I piccoli pare che siano ancora ricoverati presso l‘ospedale Meyer del Capoluogo toscano. Sembrerebbe che a notare qualche comportamento strano nei piccoli fosse stata la madre che si stava separando dal suo compagno. I bambini erano stati per un paio di giorni a casa dell’uomo e subito dopo avevano iniziato a manifestare dei sintomi molto strani.

È proprio nel nosocomio Toscano che i medici dopo aver visitato i bambini hanno fatto questa drammatica scoperta. I piccolini avevano ingerito della cocaina che pare si trovasse all’interno della casa del padre. Non si tratta di un fatto accaduto in questi giorni, ma questa triste vicenda sarebbe accaduta lo scorso mese di maggio. Se n’è parlato in questi giorni semplicemente perché sono state definitivamente chiusa le indagini.

Indagato il padre, pesanti accuse per lui

Ovviamente Al termine delle indagini è stato indagato il padre per l’intossicazione dei due bambini. Adesso l’uomo dovrà rispondere di abbandono di persone minori, lesioni personali colpose e violazione degli obblighi di assistenza familiare. Inevitabilmente il padre dei due fratellini è stato sottoposto ad esami tossicologici che sono risultati positivi. Nel corso dell’interrogatorio avrebbe anche confessato di essere un consumatore occasionale di cocaina. Sarebbero stati sottoposti a test antidroga sia la madre dei bambini che il suo attuale compagno che sono risultati però negativi.

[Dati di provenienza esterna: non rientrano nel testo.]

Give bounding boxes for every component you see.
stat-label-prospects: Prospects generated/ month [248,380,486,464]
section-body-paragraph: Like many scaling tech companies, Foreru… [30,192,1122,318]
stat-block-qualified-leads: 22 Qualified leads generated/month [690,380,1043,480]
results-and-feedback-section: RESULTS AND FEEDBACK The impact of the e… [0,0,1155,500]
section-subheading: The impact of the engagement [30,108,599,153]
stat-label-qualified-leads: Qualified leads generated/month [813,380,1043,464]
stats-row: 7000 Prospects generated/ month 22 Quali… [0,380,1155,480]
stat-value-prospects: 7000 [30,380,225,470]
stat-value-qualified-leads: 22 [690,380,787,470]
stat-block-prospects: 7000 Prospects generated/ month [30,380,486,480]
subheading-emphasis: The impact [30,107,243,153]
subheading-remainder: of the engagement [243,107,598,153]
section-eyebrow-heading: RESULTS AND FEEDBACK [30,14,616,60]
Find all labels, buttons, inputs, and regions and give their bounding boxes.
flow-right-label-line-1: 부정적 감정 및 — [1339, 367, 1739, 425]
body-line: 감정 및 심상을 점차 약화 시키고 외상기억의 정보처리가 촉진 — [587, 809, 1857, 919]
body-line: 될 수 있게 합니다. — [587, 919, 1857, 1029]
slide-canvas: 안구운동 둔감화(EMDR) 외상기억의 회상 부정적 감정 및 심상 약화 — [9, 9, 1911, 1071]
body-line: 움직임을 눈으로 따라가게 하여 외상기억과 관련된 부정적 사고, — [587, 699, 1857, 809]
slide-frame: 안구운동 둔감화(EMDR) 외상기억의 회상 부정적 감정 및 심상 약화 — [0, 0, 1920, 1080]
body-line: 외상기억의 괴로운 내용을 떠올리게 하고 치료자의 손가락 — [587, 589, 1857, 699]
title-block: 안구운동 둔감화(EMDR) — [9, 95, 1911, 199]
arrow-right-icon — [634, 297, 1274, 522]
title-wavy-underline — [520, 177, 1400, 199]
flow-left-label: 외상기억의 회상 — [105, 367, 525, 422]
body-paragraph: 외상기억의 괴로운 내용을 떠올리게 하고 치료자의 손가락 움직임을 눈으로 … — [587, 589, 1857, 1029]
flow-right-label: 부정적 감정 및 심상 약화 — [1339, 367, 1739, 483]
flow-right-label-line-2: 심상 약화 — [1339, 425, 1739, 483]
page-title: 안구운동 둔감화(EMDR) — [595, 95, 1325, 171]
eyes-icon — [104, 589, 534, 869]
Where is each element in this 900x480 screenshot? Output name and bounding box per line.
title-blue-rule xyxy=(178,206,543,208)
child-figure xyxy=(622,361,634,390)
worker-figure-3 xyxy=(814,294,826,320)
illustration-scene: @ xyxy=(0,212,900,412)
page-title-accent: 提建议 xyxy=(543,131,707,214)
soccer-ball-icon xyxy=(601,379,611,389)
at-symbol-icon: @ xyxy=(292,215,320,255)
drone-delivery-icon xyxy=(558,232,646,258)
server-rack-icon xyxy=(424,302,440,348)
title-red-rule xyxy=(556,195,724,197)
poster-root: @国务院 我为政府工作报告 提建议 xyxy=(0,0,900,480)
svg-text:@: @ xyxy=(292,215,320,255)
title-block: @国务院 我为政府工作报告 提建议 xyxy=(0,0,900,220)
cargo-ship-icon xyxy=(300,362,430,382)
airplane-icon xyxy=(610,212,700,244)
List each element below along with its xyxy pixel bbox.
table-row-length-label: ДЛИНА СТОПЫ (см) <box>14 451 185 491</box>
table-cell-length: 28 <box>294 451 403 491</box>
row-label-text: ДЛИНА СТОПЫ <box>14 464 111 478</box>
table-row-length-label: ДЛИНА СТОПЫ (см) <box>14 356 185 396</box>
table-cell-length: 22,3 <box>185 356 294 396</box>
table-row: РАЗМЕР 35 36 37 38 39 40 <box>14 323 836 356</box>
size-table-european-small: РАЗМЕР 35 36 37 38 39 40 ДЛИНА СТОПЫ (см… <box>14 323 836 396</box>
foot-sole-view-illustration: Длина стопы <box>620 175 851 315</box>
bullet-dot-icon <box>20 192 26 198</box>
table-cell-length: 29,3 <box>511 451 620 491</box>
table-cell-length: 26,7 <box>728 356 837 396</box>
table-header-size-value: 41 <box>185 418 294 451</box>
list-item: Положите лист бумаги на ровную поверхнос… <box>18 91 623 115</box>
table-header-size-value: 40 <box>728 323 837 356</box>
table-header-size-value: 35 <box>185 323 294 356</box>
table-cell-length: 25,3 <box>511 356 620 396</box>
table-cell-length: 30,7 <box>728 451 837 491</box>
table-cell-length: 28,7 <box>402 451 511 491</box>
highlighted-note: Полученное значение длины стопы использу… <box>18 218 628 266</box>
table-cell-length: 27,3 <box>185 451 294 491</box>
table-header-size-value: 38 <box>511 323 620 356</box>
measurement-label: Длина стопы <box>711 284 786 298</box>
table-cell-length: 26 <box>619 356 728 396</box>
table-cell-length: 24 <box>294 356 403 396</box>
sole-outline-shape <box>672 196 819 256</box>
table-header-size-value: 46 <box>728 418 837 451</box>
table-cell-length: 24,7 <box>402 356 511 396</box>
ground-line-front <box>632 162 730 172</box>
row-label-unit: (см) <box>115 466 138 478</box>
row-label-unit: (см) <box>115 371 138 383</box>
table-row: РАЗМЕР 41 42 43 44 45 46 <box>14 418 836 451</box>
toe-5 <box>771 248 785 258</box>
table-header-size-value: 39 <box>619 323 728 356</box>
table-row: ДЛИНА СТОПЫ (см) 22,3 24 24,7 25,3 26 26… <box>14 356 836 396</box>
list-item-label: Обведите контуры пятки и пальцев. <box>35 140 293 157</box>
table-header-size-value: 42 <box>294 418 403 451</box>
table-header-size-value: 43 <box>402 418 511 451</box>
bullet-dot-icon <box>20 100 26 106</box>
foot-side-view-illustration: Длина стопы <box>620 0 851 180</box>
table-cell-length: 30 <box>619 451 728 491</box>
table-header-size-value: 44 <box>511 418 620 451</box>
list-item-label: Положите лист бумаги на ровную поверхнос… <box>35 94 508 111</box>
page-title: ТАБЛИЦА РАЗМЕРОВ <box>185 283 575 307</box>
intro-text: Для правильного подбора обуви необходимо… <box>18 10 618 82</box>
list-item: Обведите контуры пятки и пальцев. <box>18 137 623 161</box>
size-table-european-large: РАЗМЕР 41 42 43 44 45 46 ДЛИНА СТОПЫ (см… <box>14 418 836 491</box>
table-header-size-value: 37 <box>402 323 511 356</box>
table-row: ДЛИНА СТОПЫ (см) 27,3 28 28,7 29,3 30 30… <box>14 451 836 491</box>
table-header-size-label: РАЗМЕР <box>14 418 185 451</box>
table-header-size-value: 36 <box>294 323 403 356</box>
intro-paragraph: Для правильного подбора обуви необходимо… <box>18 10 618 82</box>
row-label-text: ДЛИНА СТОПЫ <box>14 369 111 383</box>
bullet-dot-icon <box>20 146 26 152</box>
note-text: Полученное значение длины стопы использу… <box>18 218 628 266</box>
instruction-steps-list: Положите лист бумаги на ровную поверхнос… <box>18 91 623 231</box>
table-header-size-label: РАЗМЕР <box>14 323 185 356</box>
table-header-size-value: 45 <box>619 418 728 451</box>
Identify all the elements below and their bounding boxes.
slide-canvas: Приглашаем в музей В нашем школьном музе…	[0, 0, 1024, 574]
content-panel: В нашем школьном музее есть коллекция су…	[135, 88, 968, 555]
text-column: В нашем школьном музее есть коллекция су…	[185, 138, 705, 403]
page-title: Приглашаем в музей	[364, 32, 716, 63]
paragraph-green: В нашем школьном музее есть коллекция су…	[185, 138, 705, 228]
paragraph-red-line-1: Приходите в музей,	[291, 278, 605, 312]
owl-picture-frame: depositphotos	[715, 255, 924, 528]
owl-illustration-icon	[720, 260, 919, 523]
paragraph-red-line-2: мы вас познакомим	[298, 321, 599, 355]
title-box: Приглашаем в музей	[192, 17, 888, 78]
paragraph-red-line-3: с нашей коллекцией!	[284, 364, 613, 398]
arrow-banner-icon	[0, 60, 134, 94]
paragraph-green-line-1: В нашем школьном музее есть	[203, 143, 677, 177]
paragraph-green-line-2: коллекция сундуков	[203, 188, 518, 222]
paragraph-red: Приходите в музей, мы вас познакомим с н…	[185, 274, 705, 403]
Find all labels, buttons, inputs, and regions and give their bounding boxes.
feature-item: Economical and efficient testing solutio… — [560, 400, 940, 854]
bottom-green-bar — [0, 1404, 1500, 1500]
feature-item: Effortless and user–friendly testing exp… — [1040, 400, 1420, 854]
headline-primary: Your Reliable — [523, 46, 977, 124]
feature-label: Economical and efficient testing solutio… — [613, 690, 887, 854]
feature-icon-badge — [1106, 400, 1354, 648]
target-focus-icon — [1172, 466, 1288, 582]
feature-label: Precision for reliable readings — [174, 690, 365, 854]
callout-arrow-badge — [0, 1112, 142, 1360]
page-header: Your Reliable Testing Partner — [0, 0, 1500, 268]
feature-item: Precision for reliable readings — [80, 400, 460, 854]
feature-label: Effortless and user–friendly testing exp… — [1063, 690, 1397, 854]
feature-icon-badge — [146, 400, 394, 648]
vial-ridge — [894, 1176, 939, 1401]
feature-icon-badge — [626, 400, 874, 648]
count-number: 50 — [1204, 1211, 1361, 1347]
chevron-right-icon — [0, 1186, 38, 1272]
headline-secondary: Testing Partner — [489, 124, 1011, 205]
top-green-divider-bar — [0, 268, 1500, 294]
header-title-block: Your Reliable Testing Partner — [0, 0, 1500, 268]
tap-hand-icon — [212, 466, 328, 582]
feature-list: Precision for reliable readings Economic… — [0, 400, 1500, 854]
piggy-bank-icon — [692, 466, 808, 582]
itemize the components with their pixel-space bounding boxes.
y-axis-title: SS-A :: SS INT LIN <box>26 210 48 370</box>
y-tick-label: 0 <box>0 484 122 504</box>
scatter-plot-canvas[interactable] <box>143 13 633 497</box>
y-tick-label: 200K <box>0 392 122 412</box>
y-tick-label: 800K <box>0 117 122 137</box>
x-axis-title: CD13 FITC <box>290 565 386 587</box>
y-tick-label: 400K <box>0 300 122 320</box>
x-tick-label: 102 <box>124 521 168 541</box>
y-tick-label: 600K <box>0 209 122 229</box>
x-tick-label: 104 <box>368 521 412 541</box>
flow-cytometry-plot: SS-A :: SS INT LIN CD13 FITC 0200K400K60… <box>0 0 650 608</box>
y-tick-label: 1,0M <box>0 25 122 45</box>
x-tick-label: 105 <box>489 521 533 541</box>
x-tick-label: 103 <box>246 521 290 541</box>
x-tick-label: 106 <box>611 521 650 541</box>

Separazione turbolenta, l’uomo aveva già denunciato il suocero

Tra la donna, una 39enne ed il suo compagno pare che ci fosse in atto una vera e propria separazione tra l’altro piuttosto turbolenta. Sembra che durante una lite piuttosto accesa, siano intervenuti addirittura gli agenti dell’arma per poter sedare la lite piuttosto accesa. In quella occasione l’uomo pare che avesse denunciato il suocero ed accusato di averlo colpito per poter difendere la figlia, ovvero la sua ex compagna. Ad ogni modo, i piccoli dopo le cure, sono tornati a casa. Tutto bene quel che finisce bene.